Ways that couldprotect your money when investing
There are many risks to be aware of when you’re investing, but we aren’t saying that to scare you off, we’re saying it to help you take the right actions to avoid these errors.When planning to invest, there are a number of things that you could do,which can help reduce your risk of losing all your money through poorly made investments.

  • Consider diversifyingyour investmentsdon’t put all your eggs in one basketis a phrase that’s beenused for centuries, and it applies to investing perfectly. Instead of banking on one investment to pay off and risking everything if it doesn’t,considerspreadingyour money aroundbychoosinga range of different investment types from all over the world. This way, if one underperforms,it is likely to be balanced by one that overperforms during the same period.
  • Think about investingfor the long termWhilesome people might findday tradingattractive,investing for the long term could help you ride out anymarket dips and see your investments flourish.The numbers show that if you invested in line with the FTSE100 for any ten years between 1986 and December 2019, you’d have had an 89% chance of making a gain![1]
  • Consider how much you invest– theres a risk with investingthat yourmoney could reduce in value. Because of this, you may want tothink abouthow much you invest to avoid over-stretching yourself on investments that you can’t afford.This will be different from person to person, and it’s all about balancing how much risk you’re willing to takeagainstthe level ofpotentialreward.
  • Trust the expertsinvesting doesn’t have to be difficult, withrobo-investors like Wealthify, you can let the experts do the research, buy and sell on your behalf, andcarefully look after your investment plans. While it doesn’t guarantee you won’t lose money, it does mean you’ll have a team of experts carefully calculating the best choicesbased on plenty of research and data.
  1. Data from Bloomberg

Please remember that past performance is not a reliable indicator of your future results.

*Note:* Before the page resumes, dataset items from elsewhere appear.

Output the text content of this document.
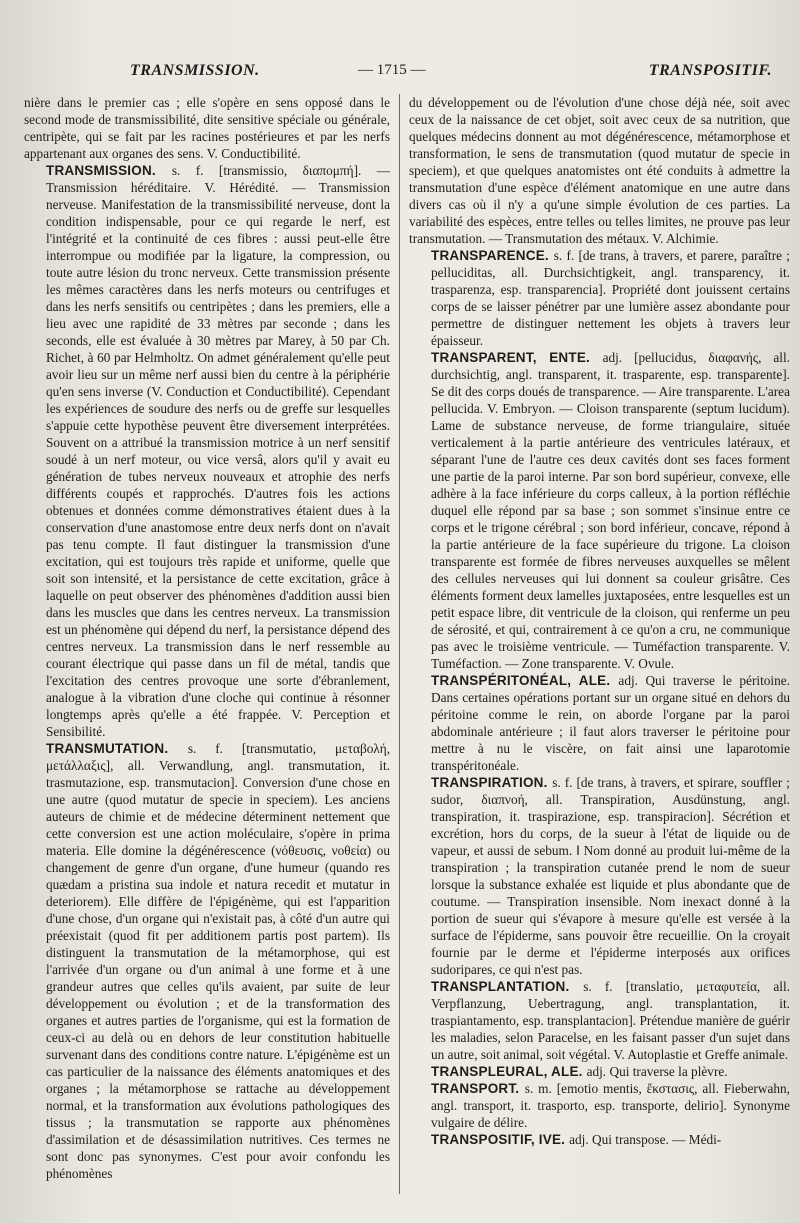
TRANSMISSION.	— 1715 —	TRANSPOSITIF.

nière dans le premier cas ; elle s'opère en sens opposé dans le second mode de transmissibilité, dite sensitive spéciale ou générale, centripète, qui se fait par les racines postérieures et par les nerfs appartenant aux organes des sens. V. Conductibilité.

TRANSMISSION. s. f. [transmissio, διαπομπή]. — Transmission héréditaire. V. Hérédité. — Transmission nerveuse. Manifestation de la transmissibilité nerveuse, dont la condition indispensable, pour ce qui regarde le nerf, est l'intégrité et la continuité de ces fibres : aussi peut-elle être interrompue ou modifiée par la ligature, la compression, ou toute autre lésion du tronc nerveux. Cette transmission présente les mêmes caractères dans les nerfs moteurs ou centrifuges et dans les nerfs sensitifs ou centripètes ; dans les premiers, elle a lieu avec une rapidité de 33 mètres par seconde ; dans les seconds, elle est évaluée à 30 mètres par Marey, à 50 par Ch. Richet, à 60 par Helmholtz. On admet généralement qu'elle peut avoir lieu sur un même nerf aussi bien du centre à la périphérie qu'en sens inverse (V. Conduction et Conductibilité). Cependant les expériences de soudure des nerfs ou de greffe sur lesquelles s'appuie cette hypothèse peuvent être diversement interprétées. Souvent on a attribué la transmission motrice à un nerf sensitif soudé à un nerf moteur, ou vice versâ, alors qu'il y avait eu génération de tubes nerveux nouveaux et atrophie des nerfs différents coupés et rapprochés. D'autres fois les actions obtenues et données comme démonstratives étaient dues à la conservation d'une anastomose entre deux nerfs dont on n'avait pas tenu compte. Il faut distinguer la transmission d'une excitation, qui est toujours très rapide et uniforme, quelle que soit son intensité, et la persistance de cette excitation, grâce à laquelle on peut observer des phénomènes d'addition aussi bien dans les muscles que dans les centres nerveux. La transmission est un phénomène qui dépend du nerf, la persistance dépend des centres nerveux. La transmission dans le nerf ressemble au courant électrique qui passe dans un fil de métal, tandis que l'excitation des centres provoque une sorte d'ébranlement, analogue à la vibration d'une cloche qui continue à résonner longtemps après qu'elle a été frappée. V. Perception et Sensibilité.

TRANSMUTATION. s. f. [transmutatio, μεταβολή, μετάλλαξις], all. Verwandlung, angl. transmutation, it. trasmutazione, esp. transmutacion]. Conversion d'une chose en une autre (quod mutatur de specie in speciem). Les anciens auteurs de chimie et de médecine déterminent nettement que cette conversion est une action moléculaire, s'opère in prima materia. Elle domine la dégénérescence (νόθευσις, νοθεία) ou changement de genre d'un organe, d'une humeur (quando res quædam a pristina sua indole et natura recedit et mutatur in deteriorem). Elle diffère de l'épigénème, qui est l'apparition d'une chose, d'un organe qui n'existait pas, à côté d'un autre qui préexistait (quod fit per additionem partis post partem). Ils distinguent la transmutation de la métamorphose, qui est l'arrivée d'un organe ou d'un animal à une forme et à une grandeur autres que celles qu'ils avaient, par suite de leur développement ou évolution ; et de la transformation des organes et autres parties de l'organisme, qui est la formation de ceux-ci au delà ou en dehors de leur constitution habituelle survenant dans des conditions contre nature. L'épigénème est un cas particulier de la naissance des éléments anatomiques et des organes ; la métamorphose se rattache au développement normal, et la transformation aux évolutions pathologiques des tissus ; la transmutation se rapporte aux phénomènes d'assimilation et de désassimilation nutritives. Ces termes ne sont donc pas synonymes. C'est pour avoir confondu les phénomènes

du développement ou de l'évolution d'une chose déjà née, soit avec ceux de la naissance de cet objet, soit avec ceux de sa nutrition, que quelques médecins donnent au mot dégénérescence, métamorphose et transformation, le sens de transmutation (quod mutatur de specie in speciem), et que quelques anatomistes ont été conduits à admettre la transmutation d'une espèce d'élément anatomique en une autre dans divers cas où il n'y a qu'une simple évolution de ces parties. La variabilité des espèces, entre telles ou telles limites, ne prouve pas leur transmutation. — Transmutation des métaux. V. Alchimie.

TRANSPARENCE. s. f. [de trans, à travers, et parere, paraître ; pelluciditas, all. Durchsichtigkeit, angl. transparency, it. trasparenza, esp. transparencia]. Propriété dont jouissent certains corps de se laisser pénétrer par une lumière assez abondante pour permettre de distinguer nettement les objets à travers leur épaisseur.

TRANSPARENT, ENTE. adj. [pellucidus, διαφανής, all. durchsichtig, angl. transparent, it. trasparente, esp. transparente]. Se dit des corps doués de transparence. — Aire transparente. L'area pellucida. V. Embryon. — Cloison transparente (septum lucidum). Lame de substance nerveuse, de forme triangulaire, située verticalement à la partie antérieure des ventricules latéraux, et séparant l'une de l'autre ces deux cavités dont ses faces forment une partie de la paroi interne. Par son bord supérieur, convexe, elle adhère à la face inférieure du corps calleux, à la portion réfléchie duquel elle répond par sa base ; son sommet s'insinue entre ce corps et le trigone cérébral ; son bord inférieur, concave, répond à la partie antérieure de la face supérieure du trigone. La cloison transparente est formée de fibres nerveuses auxquelles se mêlent des cellules nerveuses qui lui donnent sa couleur grisâtre. Ces éléments forment deux lamelles juxtaposées, entre lesquelles est un petit espace libre, dit ventricule de la cloison, qui renferme un peu de sérosité, et qui, contrairement à ce qu'on a cru, ne communique pas avec le troisième ventricule. — Tuméfaction transparente. V. Tuméfaction. — Zone transparente. V. Ovule.

TRANSPÉRITONÉAL, ALE. adj. Qui traverse le péritoine. Dans certaines opérations portant sur un organe situé en dehors du péritoine comme le rein, on aborde l'organe par la paroi abdominale antérieure ; il faut alors traverser le péritoine pour mettre à nu le viscère, on fait ainsi une laparotomie transpéritonéale.

TRANSPIRATION. s. f. [de trans, à travers, et spirare, souffler ; sudor, διαπνοή, all. Transpiration, Ausdünstung, angl. transpiration, it. traspirazione, esp. transpiracion]. Sécrétion et excrétion, hors du corps, de la sueur à l'état de liquide ou de vapeur, et aussi de sebum. ‖ Nom donné au produit lui-même de la transpiration ; la transpiration cutanée prend le nom de sueur lorsque la substance exhalée est liquide et plus abondante que de coutume. — Transpiration insensible. Nom inexact donné à la portion de sueur qui s'évapore à mesure qu'elle est versée à la surface de l'épiderme, sans pouvoir être recueillie. On la croyait fournie par le derme et l'épiderme interposés aux orifices sudoripares, ce qui n'est pas.

TRANSPLANTATION. s. f. [translatio, μεταφυτεία, all. Verpflanzung, Uebertragung, angl. transplantation, it. traspiantamento, esp. transplantacion]. Prétendue manière de guérir les maladies, selon Paracelse, en les faisant passer d'un sujet dans un autre, soit animal, soit végétal. V. Autoplastie et Greffe animale.

TRANSPLEURAL, ALE. adj. Qui traverse la plèvre.

TRANSPORT. s. m. [emotio mentis, ἔκστασις, all. Fieberwahn, angl. transport, it. trasporto, esp. transporte, delirio]. Synonyme vulgaire de délire.

TRANSPOSITIF, IVE. adj. Qui transpose. — Médi-
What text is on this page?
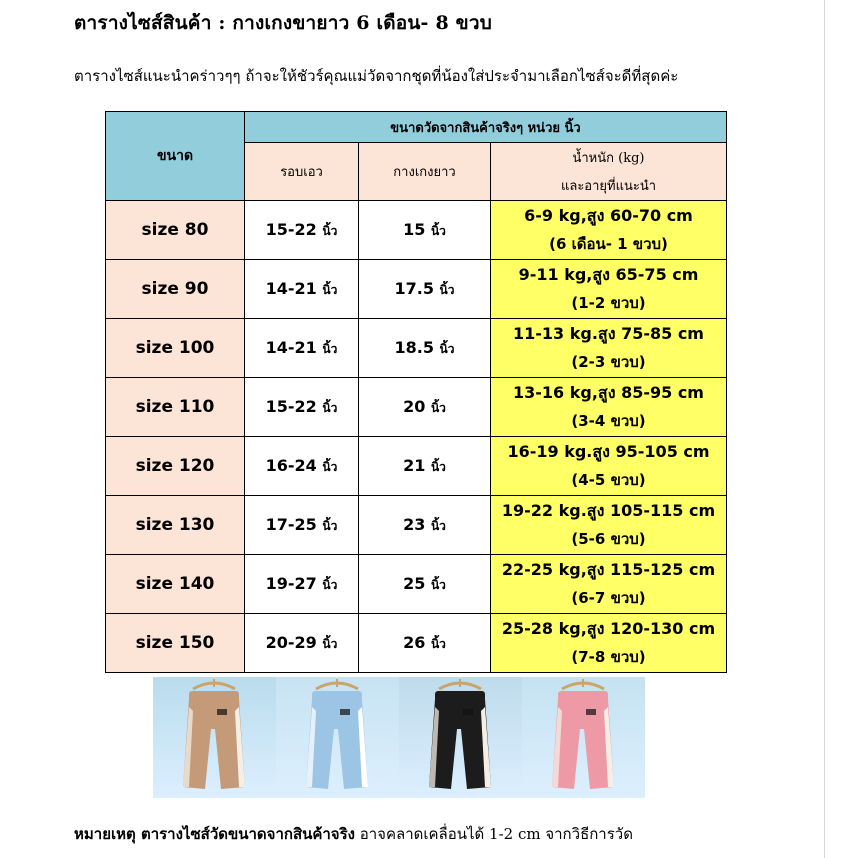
ตารางไซส์สินค้า : กางเกงขายาว 6 เดือน- 8 ขวบ
ตารางไซส์แนะนำคร่าวๆๆ ถ้าจะให้ชัวร์คุณแม่วัดจากชุดที่น้องใส่ประจำมาเลือกไซส์จะดีที่สุดค่ะ
ขนาด	ขนาดวัดจากสินค้าจริงๆ หน่วย นิ้ว		
	รอบเอว	กางเกงยาว	น้ำหนัก (kg)
และอายุที่แนะนำ

size 80	15-22 นิ้ว	15 นิ้ว	6-9 kg,สูง 60-70 cm
(6 เดือน- 1 ขวบ)

size 90	14-21 นิ้ว	17.5 นิ้ว	9-11 kg,สูง 65-75 cm
(1-2 ขวบ)

size 100	14-21 นิ้ว	18.5 นิ้ว	11-13 kg.สูง 75-85 cm
(2-3 ขวบ)

size 110	15-22 นิ้ว	20 นิ้ว	13-16 kg,สูง 85-95 cm
(3-4 ขวบ)

size 120	16-24 นิ้ว	21 นิ้ว	16-19 kg.สูง 95-105 cm
(4-5 ขวบ)

size 130	17-25 นิ้ว	23 นิ้ว	19-22 kg.สูง 105-115 cm
(5-6 ขวบ)

size 140	19-27 นิ้ว	25 นิ้ว	22-25 kg,สูง 115-125 cm
(6-7 ขวบ)

size 150	20-29 นิ้ว	26 นิ้ว	25-28 kg,สูง 120-130 cm
(7-8 ขวบ)
หมายเหตุ ตารางไซส์วัดขนาดจากสินค้าจริง อาจคลาดเคลื่อนได้ 1-2 cm จากวิธีการวัด
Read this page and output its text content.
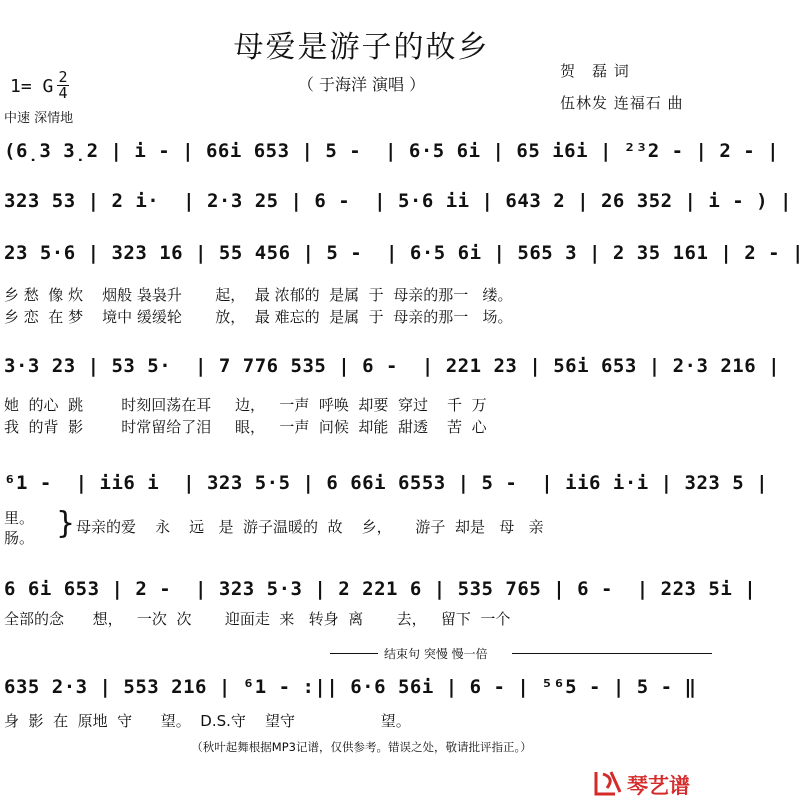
母爱是游子的故乡
（ 于海洋 演唱 ）
贺　磊 词
伍林发 连福石 曲
1= G 2
4
中速 深情地
(6̣3 3̣2 | i - | 66i 653 | 5 -  | 6·5 6i | 65 i6i | ²³2 - | 2 - |
323 53 | 2 i·  | 2·3 25 | 6 -  | 5·6 ii | 643 2 | 26 352 | i - ) |
23 5·6 | 323 16 | 55 456 | 5 -  | 6·5 6i | 565 3 | 2 35 161 | 2 - |
乡 愁  像 炊    烟般 袅袅升       起，  最 浓郁的  是属  于  母亲的那一   缕。
乡 恋  在 梦    境中 缓缓轮       放，  最 难忘的  是属  于  母亲的那一   场。
3·3 23 | 53 5·  | 7 776 535 | 6 -  | 221 23 | 56i 653 | 2·3 216 |
她  的心  跳        时刻回荡在耳     边，   一声  呼唤  却要  穿过    千  万
我  的背  影        时常留给了泪     眼，   一声  问候  却能  甜透    苦  心
⁶1 -  | ii6 i  | 323 5·5 | 6 66i 6553 | 5 -  | ii6 i·i | 323 5 |
里。
肠。 } 母亲的爱    永    远   是  游子温暖的  故    乡，     游子  却是   母   亲
6 6i 653 | 2 -  | 323 5·3 | 2 221 6 | 535 765 | 6 -  | 223 5i |
全部的念      想，   一次  次       迎面走  来   转身  离       去，   留下  一个
结束句 突慢 慢一倍
635 2·3 | 553 216 | ⁶1 - :|| 6·6 56i | 6 - | ⁵⁶5 - | 5 - ‖
身  影  在  原地  守      望。  D.S.守    望守                  望。
（秋叶起舞根据MP3记谱，仅供参考。错误之处，敬请批评指正。）
琴艺谱
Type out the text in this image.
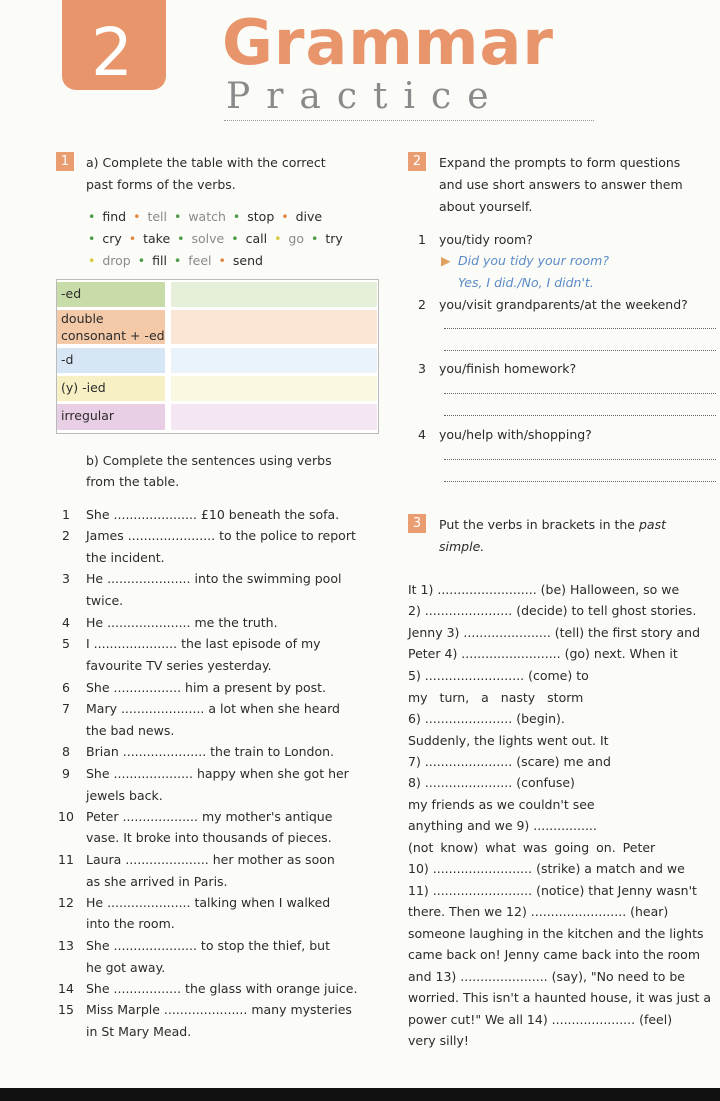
2	Grammar
Practice
1	a) Complete the table with the correct
past forms of the verbs.
• find • tell • watch • stop • dive
• cry • take • solve • call • go • try
• drop • fill • feel • send
-ed
double
consonant + -ed
-d
(y) -ied
irregular
b) Complete the sentences using verbs
from the table.
1 She ..................... £10 beneath the sofa.
2 James ...................... to the police to report
the incident.
3 He ..................... into the swimming pool
twice.
4 He ..................... me the truth.
5 I ..................... the last episode of my
favourite TV series yesterday.
6 She ................. him a present by post.
7 Mary ..................... a lot when she heard
the bad news.
8 Brian ..................... the train to London.
9 She .................... happy when she got her
jewels back.
10 Peter ................... my mother's antique
vase. It broke into thousands of pieces.
11 Laura ..................... her mother as soon
as she arrived in Paris.
12 He ..................... talking when I walked
into the room.
13 She ..................... to stop the thief, but
he got away.
14 She ................. the glass with orange juice.
15 Miss Marple ..................... many mysteries
in St Mary Mead.
2	Expand the prompts to form questions
and use short answers to answer them
about yourself.
1 you/tidy room?
▶ Did you tidy your room?
Yes, I did./No, I didn't.
2 you/visit grandparents/at the weekend?
3 you/finish homework?
4 you/help with/shopping?
3	Put the verbs in brackets in the past
simple.
It 1) ......................... (be) Halloween, so we
2) ...................... (decide) to tell ghost stories.
Jenny 3) ...................... (tell) the first story and
Peter 4) ......................... (go) next. When it
5) ......................... (come) to
my turn, a nasty storm
6) ...................... (begin).
Suddenly, the lights went out. It
7) ...................... (scare) me and
8) ...................... (confuse)
my friends as we couldn't see
anything and we 9) ................
(not know) what was going on. Peter
10) ......................... (strike) a match and we
11) ......................... (notice) that Jenny wasn't
there. Then we 12) ........................ (hear)
someone laughing in the kitchen and the lights
came back on! Jenny came back into the room
and 13) ...................... (say), "No need to be
worried. This isn't a haunted house, it was just a
power cut!" We all 14) ..................... (feel)
very silly!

With investing, your capital is at risk, so the value of your investments can go down as well as up, which means you could get back less than you initially invested.

Can you lose more money than you invest in the stock market? (2024)
Top Articles
Latest Posts
Article information

Author: Ouida Strosin DO

Last Updated:

Views: 5841

Rating: 4.6 / 5 (76 voted)

Reviews: 83% of readers found this page helpful

Author information

Name: Ouida Strosin DO

Birthday: 1995-04-27

Address: Suite 927 930 Kilback Radial, Candidaville, TN 87795

Phone: +8561498978366

Job: Legacy Manufacturing Specialist

Hobby: Singing, Mountain biking, Water sports, Water sports, Taxidermy, Polo, Pet

Introduction: My name is Ouida Strosin DO, I am a precious, combative, spotless, modern, spotless, beautiful, precious person who loves writing and wants to share my knowledge and understanding with you.